"visit each door once" 问题的规范算法
Canonical algorithm for "visit each door once" problems
有许多谜题是经典“柯尼斯堡的 7 座桥”谜题的变体,在这些谜题中,您必须找到一条穿过一组房间的路线,而无需两次使用门。
这是一个没有解决方案的例子。
... 是一个稍微修改过的谜题,确实 有一个解决方案,正如您在此处看到的那样。
我对解决这类问题的编程方法很感兴趣,虽然有很多方法可以确定房间和门的特定配置没有解决方案,但我对计算门列表很感兴趣访问以解决难题。查看问题的一种方法是将其配置转换为图形并求解哈密顿量。然而,由于 "U-Turns" 被禁止的约束,这种问题需要解决不优雅的逻辑。
我在几分钟内破解了一个解决方案来说明问题。这是一种将 "rooms" 分组的蛮力解决方案,添加的不变量是您不能在同一个房间中从一个 "door" 移动到另一个 "door" (因为这需要做掉头)。
我觉得必须有一个更好的抽象来表示这个问题,而不是诉诸以下 "tricks":
当路径刚从那个房间出来时,有额外的逻辑来移除同一个房间中的门作为有效选择。
生成与输入房间配置不同构的图形。
过滤所有不满足掉头约束的配置。 (#1 的变体)
是否有解决此类问题的现有文献体系?如果有,他们的结论是什么?房间问题是否与最著名的图算法所采用的方法根本不一致,以至于需要这种特殊逻辑?

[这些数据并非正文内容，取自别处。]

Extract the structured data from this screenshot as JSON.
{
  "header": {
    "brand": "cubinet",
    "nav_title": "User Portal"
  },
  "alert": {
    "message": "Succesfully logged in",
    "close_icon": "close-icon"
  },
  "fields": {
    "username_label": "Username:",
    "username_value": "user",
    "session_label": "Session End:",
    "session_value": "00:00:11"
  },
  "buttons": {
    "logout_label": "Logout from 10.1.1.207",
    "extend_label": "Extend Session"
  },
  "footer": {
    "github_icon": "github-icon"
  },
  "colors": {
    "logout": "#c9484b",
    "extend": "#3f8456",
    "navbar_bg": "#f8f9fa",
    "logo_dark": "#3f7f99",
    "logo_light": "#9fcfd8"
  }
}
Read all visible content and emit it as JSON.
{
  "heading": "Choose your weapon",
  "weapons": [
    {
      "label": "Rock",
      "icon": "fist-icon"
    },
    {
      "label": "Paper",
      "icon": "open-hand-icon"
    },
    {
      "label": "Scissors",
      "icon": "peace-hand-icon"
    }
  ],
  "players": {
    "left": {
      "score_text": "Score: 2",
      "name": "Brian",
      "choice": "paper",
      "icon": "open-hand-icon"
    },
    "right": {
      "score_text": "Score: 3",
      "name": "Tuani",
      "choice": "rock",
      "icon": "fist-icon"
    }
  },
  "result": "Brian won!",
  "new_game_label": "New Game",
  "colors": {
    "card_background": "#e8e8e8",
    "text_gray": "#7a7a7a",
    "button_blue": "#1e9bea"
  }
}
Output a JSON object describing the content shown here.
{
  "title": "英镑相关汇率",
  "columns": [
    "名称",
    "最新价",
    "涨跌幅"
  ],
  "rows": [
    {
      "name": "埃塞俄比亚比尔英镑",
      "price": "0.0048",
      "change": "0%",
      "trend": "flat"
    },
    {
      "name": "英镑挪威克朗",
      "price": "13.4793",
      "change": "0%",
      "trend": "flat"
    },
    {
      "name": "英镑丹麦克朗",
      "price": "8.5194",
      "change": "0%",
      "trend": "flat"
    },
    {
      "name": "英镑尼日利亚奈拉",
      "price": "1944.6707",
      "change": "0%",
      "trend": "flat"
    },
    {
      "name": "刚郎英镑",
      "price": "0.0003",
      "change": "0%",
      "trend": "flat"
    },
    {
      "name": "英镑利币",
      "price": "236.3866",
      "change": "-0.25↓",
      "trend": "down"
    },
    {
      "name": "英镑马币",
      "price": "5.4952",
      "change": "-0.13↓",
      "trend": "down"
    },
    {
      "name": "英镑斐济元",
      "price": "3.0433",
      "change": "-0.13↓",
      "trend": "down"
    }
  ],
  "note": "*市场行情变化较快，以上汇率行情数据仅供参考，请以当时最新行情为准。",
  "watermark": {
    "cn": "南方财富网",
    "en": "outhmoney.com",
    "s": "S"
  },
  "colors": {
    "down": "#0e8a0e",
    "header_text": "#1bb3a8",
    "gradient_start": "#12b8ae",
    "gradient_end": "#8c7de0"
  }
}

如果有更好的解决方案而不是转换为图表,我也很想听听。
这是有效的现有代码,组代表第一个问题,被注释掉的组代表后一个问题。:
// I renamed "groups" to rooms to make the code more clear.
var rooms = {
1: ['A','B','C','D'],
//1: ['A','B','C','D','P'],
2: ['E', 'D', 'F', 'G'],
3: ['F','I','J','H'],
//3: ['F','I','P','J', 'H'],
4: ['I', 'M', 'N', 'O'],
5: ['C','J','M','L','K'],
OUTER: ['A', 'B', 'E', 'G', 'H', 'O', 'N', 'L', 'K']
}
class Graph {
constructor(rooms) {
// This is a map of a door letter to the rooms (rooms) that it belongs to.
this.roomKey = {};
// The total number of doors
this.totalNodes = 0;
this.rooms = rooms;
// This is only used to produce the number of rooms, but remains in case
// I need to adapt the algorithm for the classical approach.
this.vertices = {};
for (var key in rooms) {
this.addRoom(key, rooms[key]);
}
}
addRoom(roomName, elements) {
for (var from of elements) {
if (!this.roomKey[from]) {
// initialize
this.roomKey[from] = [roomName]
} else {
this.roomKey[from].push(roomName)
}
for (var to of elements) {
// it doesn't make sense to add a vertex to yourself
if (from === to) continue
// otherwise add the vertex
this.addDoor(from, to)
}
}
}
addDoor(name, edge) {
// initialize if empty
if (!this.vertices[name]) {
this.vertices[name] = []
this.totalNodes++
}
if (this.vertices[name].indexOf(edge) != -1) {
console.log(`${name} already has this edge: ${edge}`)
} else {
this.vertices[name] = this.vertices[name].concat(edge)
}
}
hamiltonian(current, prevRoom, used) {
// Find the rooms that this connects to
var kpossible = this.roomKey[current]
// Find the rooms that connect to this door, but filter those that are
// in the room we just came from, this is the hacky part.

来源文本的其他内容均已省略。